To find $f'(x)$ for the function $f(x) = \sin(e^{2x})$, we will use the chain rule.

The chain rule states: $\frac{d}{dx} [\sin(g(x))] = \cos(g(x)) \cdot g'(x)$

Here, $g(x) = e^{2x}$, so we need to find the derivative of $e^{2x}$ first: $\frac{d}{dx} [e^{2x}] = 2e^{2x}$

Now, applying the chain rule: $f'(x) = \cos(e^{2x}) \cdot 2e^{2x}$

Thus, the derivative of $f(x) = \sin(e^{2x})$ is: $f'(x) = 2e^{2x} \cos(e^{2x})$

Let me know if you have any questions!
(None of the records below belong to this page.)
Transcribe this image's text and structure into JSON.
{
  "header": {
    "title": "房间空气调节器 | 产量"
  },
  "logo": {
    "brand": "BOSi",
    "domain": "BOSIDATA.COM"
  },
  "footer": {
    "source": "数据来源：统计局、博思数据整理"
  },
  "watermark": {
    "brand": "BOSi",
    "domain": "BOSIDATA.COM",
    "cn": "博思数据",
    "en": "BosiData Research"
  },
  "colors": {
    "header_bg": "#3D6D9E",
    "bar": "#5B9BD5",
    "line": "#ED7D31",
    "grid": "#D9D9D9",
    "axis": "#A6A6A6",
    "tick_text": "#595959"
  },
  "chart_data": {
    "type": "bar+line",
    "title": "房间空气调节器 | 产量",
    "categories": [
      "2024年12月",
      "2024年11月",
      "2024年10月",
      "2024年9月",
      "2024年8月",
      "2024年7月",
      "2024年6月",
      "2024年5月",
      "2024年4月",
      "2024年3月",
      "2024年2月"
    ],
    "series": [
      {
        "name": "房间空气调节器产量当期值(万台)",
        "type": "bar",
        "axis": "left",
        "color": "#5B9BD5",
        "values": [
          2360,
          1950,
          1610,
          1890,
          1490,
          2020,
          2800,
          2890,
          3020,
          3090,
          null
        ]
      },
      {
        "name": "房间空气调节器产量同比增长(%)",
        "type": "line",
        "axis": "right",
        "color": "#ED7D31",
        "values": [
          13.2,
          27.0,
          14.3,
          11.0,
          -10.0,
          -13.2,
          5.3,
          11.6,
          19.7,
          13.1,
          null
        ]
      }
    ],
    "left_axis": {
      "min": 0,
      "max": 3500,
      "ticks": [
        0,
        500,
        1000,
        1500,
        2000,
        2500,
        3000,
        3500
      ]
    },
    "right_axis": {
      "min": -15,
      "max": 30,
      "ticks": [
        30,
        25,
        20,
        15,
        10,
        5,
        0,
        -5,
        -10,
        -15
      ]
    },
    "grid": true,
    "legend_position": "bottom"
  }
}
Here are 5 related questions to further your understanding:

1. What is the derivative of $f(x) = \cos(e^{2x})$?
2. How would the derivative change if $f(x) = \sin(e^{3x})$?
3. Can you find the second derivative $f''(x)$ for $f(x) = \sin(e^{2x})$?
4. What is the general rule for differentiating composite functions?
5. How would you differentiate $f(x) = \sin(e^{2x^2})$?

Tip: When applying the chain rule, always start by identifying the outermost function and work inward.